In his Independence Day address on Monday, Indian prime minister Narendra Modi went on the offensive vis-à-vis neighboring Pakistan, suggesting that India could overtly support separatist groups in the Pakistani province of Balochistan and cause trouble in the regions of Azad Jammu and Kashmir and Gilgit-Baltistan, claimed by India.
Modi’s salvo at Pakistan was driven by two main motivations: one, to deflect pressure on his government for the ongoing crisis in Indian-controlled Kashmir; and two, to project India as a regional hegemon capable of denying China access to economic trade routes through Pakistan into the Indian Ocean region. On both efforts, despite Modi’s braggadocio, India is likely to fail.
Kashmir in Crisis
On July 8, 2016, Indian security forces killed Burhan Wani, a young Kashmiri who joined the militant group Hizbul Mujahideen after witnessing Indian security forces harass his brother and beat him unconscious.

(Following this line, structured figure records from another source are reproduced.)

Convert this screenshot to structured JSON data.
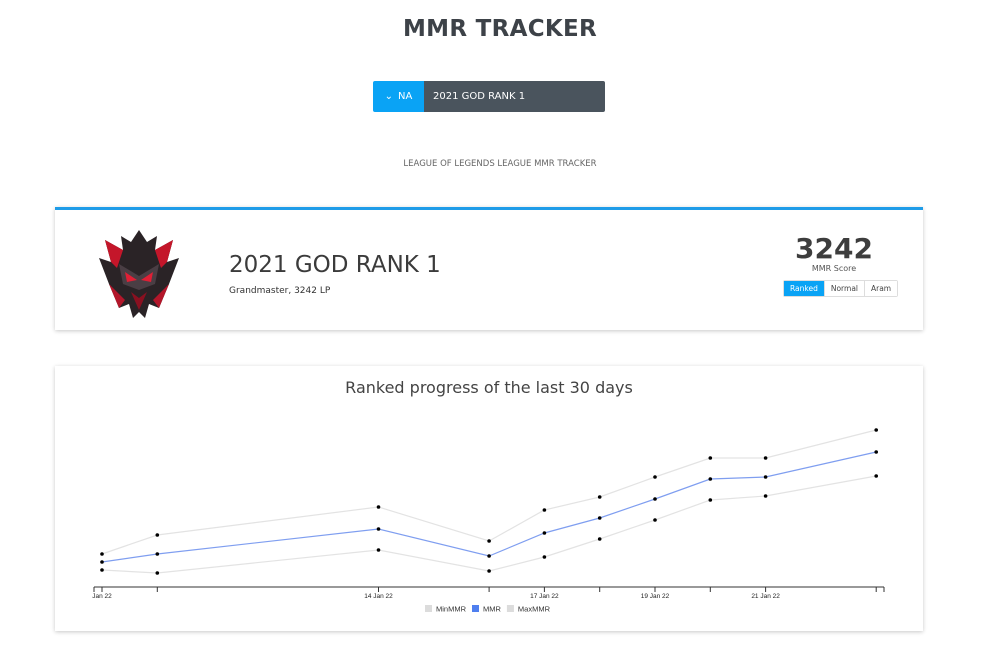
{
  "header": {
    "title": "MMR TRACKER"
  },
  "search": {
    "region": "NA",
    "summoner": "2021 GOD RANK 1",
    "subtitle": "LEAGUE OF LEGENDS LEAGUE MMR TRACKER"
  },
  "profile": {
    "name": "2021 GOD RANK 1",
    "rank_text": "Grandmaster, 3242 LP",
    "mmr": "3242",
    "mmr_label": "MMR Score",
    "modes": [
      "Ranked",
      "Normal",
      "Aram"
    ],
    "active_mode": "Ranked",
    "emblem": "grandmaster-emblem"
  },
  "colors": {
    "accent": "#0aa3f5",
    "mmr_line": "#7f9ef0",
    "band_line": "#e3e3e3"
  },
  "chart_data": {
    "type": "line",
    "title": "Ranked progress of the last 30 days",
    "x": [
      "2022-01-09",
      "2022-01-10",
      "2022-01-14",
      "2022-01-16",
      "2022-01-17",
      "2022-01-18",
      "2022-01-19",
      "2022-01-20",
      "2022-01-21",
      "2022-01-23"
    ],
    "tick_labels": [
      "Jan 22",
      "",
      "14 Jan 22",
      "",
      "17 Jan 22",
      "",
      "19 Jan 22",
      "",
      "21 Jan 22",
      ""
    ],
    "series": [
      {
        "name": "MinMMR",
        "color": "#e3e3e3",
        "values": [
          2652,
          2637,
          2752,
          2647,
          2717,
          2807,
          2902,
          3002,
          3022,
          3122
        ]
      },
      {
        "name": "MMR",
        "color": "#7f9ef0",
        "values": [
          2692,
          2732,
          2857,
          2722,
          2837,
          2912,
          3007,
          3107,
          3117,
          3242
        ]
      },
      {
        "name": "MaxMMR",
        "color": "#e3e3e3",
        "values": [
          2732,
          2827,
          2967,
          2797,
          2952,
          3017,
          3117,
          3212,
          3212,
          3352
        ]
      }
    ],
    "legend": "bottom-center",
    "grid": false,
    "y_axis_visible": false
  }
}
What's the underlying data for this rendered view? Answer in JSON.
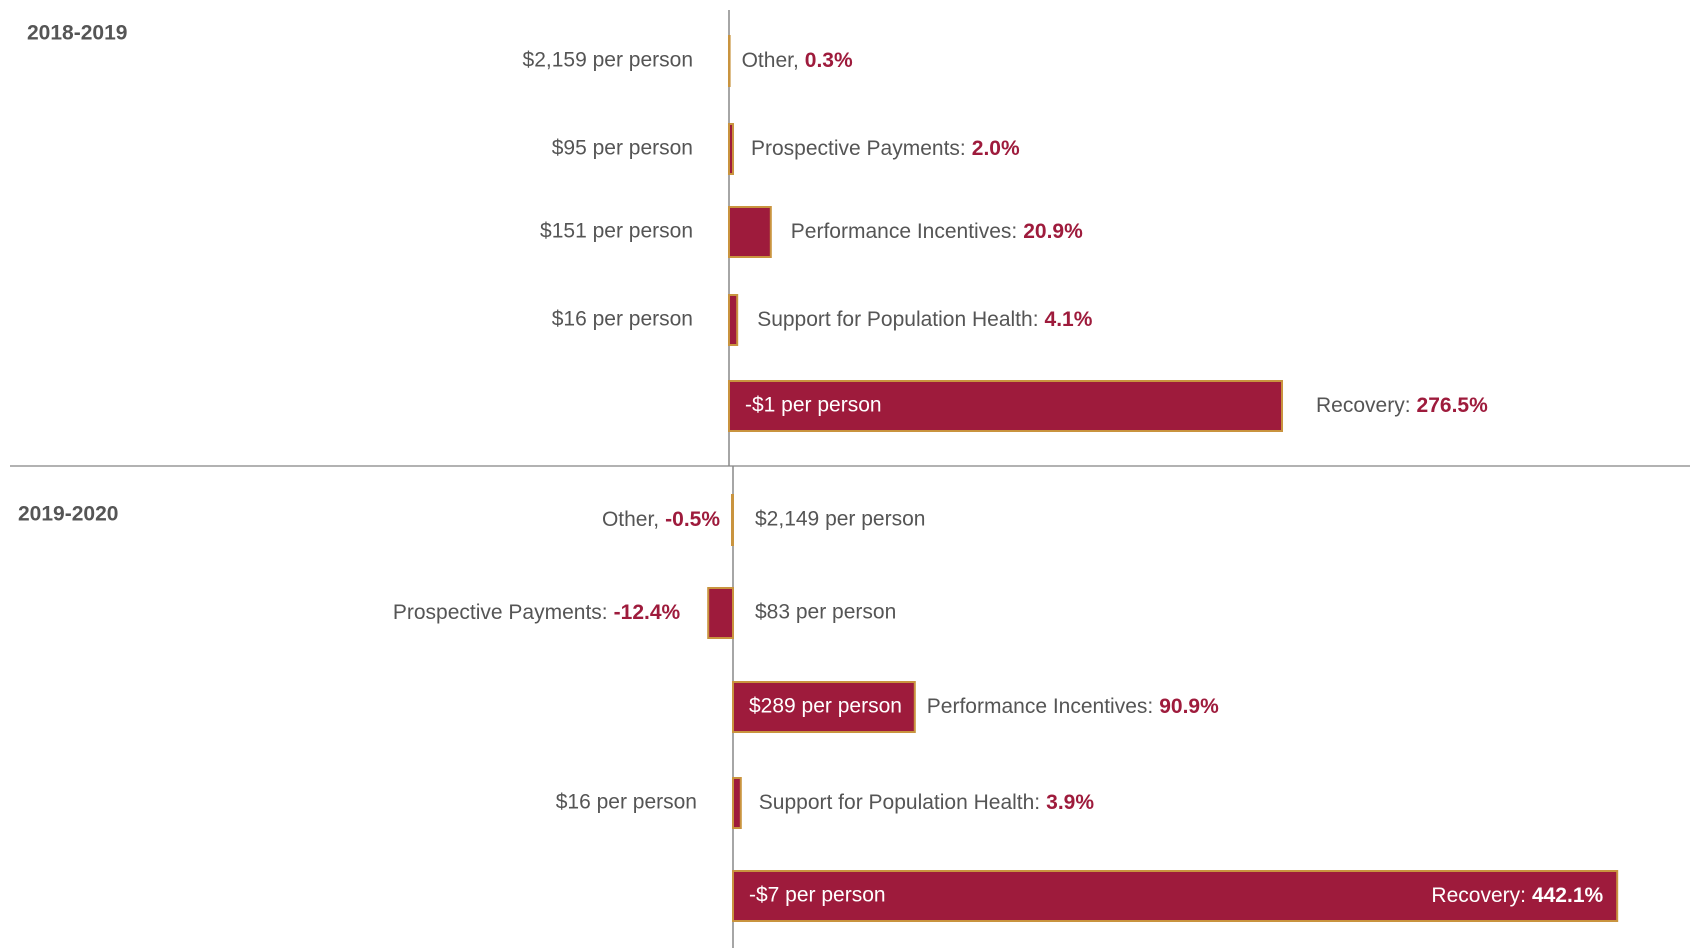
{
  "chart_data": [
    {
      "type": "bar",
      "title": "2018-2019",
      "categories": [
        "Other,",
        "Prospective Payments:",
        "Performance Incentives:",
        "Support for Population Health:",
        "Recovery:"
      ],
      "values": [
        0.3,
        2.0,
        20.9,
        4.1,
        276.5
      ],
      "value_labels": [
        "0.3%",
        "2.0%",
        "20.9%",
        "4.1%",
        "276.5%"
      ],
      "per_person": [
        "$2,159 per person",
        "$95 per person",
        "$151 per person",
        "$16 per person",
        "-$1 per person"
      ],
      "color": "#9e1b3c",
      "edge_color": "#c9943f"
    },
    {
      "type": "bar",
      "title": "2019-2020",
      "categories": [
        "Other,",
        "Prospective Payments:",
        "Performance Incentives:",
        "Support for Population Health:",
        "Recovery:"
      ],
      "values": [
        -0.5,
        -12.4,
        90.9,
        3.9,
        442.1
      ],
      "value_labels": [
        "-0.5%",
        "-12.4%",
        "90.9%",
        "3.9%",
        "442.1%"
      ],
      "per_person": [
        "$2,149 per person",
        "$83 per person",
        "$289 per person",
        "$16 per person",
        "-$7 per person"
      ],
      "color": "#9e1b3c",
      "edge_color": "#c9943f"
    }
  ]
}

An estimated fifty thousand people attended Wani’s funeral in the Muslim-majority Kashmir Valley controlled by India—a testament to the popularity of the young man and local disdain for Indian security forces. The funeral was followed by protests, which included rock pelting. But the response by Indian security forces has been heavy-handed. Over fifty civilians have been killed, and many more have been maimed, blinded or covered with pockmarks by indiscriminate pellet-gun fire . For over forty days, Indian-controlled Kashmir has been under curfew, which began with the shutdown of local newspapers and internet access. They have since resumed, but phone and internet access continue to face restrictions. And though the region’s Chief Minister Mehbooba Mufti ordered the restoration of internet services, the police refused to implement her command, indicating that New Delhi is calling the shots.
Pakistan has offered strong diplomatic support to the Kashmiri protesters. The Indian prime minister has perhaps wagered that Pakistan can be dissuaded from its diplomatic offensive by more public pronouncements about Pakistan’s internal challenges. And he likely sees value in portraying the unrest as made not by his own hands, but by those of his neighbor and rival.
India has largely neutralized the Kashmiri insurgency. But rather than politically engaging popular separatist leaders, Modi prefers to arrest them—including eighty-six-year-old Syed Ali Geelani . And rather than engaging Pakistan on the issue of Kashmir, Modi has opted for a “defensive offensive” approach by vocalizing India’s support for separatist groups in Pakistan. But Pakistan has no hand in the Kashmir protests. They are an organic response to the abuse and injury of the local population by Indian security forces and New Delhi’s persistent attempts to whip them into submission. The Indian prime minister’s attempts to externalize the blame for the Kashmir crisis confirms to Kashmiri Muslims that Modi and his country’s hypernationalist commentariat covet their land, but not their hearts.
There is also a broader aim behind Modi’s Independence Day threat to Pakistan—and it has very much to do with India’s rivalry with China. Balochistan and Gilgit-Baltistan, two of the three regions in Pakistan mentioned by Modi in his address, are critical nodes along the China-Pakistan Economic Corridor (CPEC), a series of energy and infrastructure projects anchored by a road network that will connect China’s western Xinjiang region to the Arabian Sea port of Gwadar, located in Pakistani Balochistan along Persian Gulf shipping lanes and in the Indian Ocean region.
India has responded harshly since the formal launch of CPEC last spring. On the record, both Prime Minister Modi and External Affairs Minister Sushma Swaraj have expressed to Chinese counterparts their opposition to CPEC projects, because of projects that run through Gilgit-Baltistan. But, off the record, New Delhi has also indicated that its opposition to CPEC stems from its belief that an economically empowered Pakistan will be more strategically emboldened.
At the same time, private Indian news channels, at the behest of their own government, have been engaging in a crude propaganda campaign against CPEC. Indian media outlets issue false reports of a massive Chinese military presence in Gilgit-Baltistan. They also willfully misrepresent local political rallies as separatist protests. For example, the pro-Modi ANI news service recently used old video footage of an election rally by a Pakistani leftist party in Gilgit-Baltistan and falsely portrayed it as an anti-Pakistan separatist protest. Indian news channels also regularly feature activists and polemicists based in North America who claim to represent Balochistan and Gilgit-Baltistan and seem to spend half of the year in New Delhi and at meetings in Geneva.
Pakistan has also claimed that India offers covert support for militants in Balochistan. In the weeks after CPEC was formally launched, parts of Balochistan and Sindh province were the targets of small IED blasts claimed by militant groups possibly supported by India. More recently, a May 2016 attack on Chinese workers in Karachi was claimed by the Sindhudesh Liberation Army, which is allegedly supported by Indian intelligence.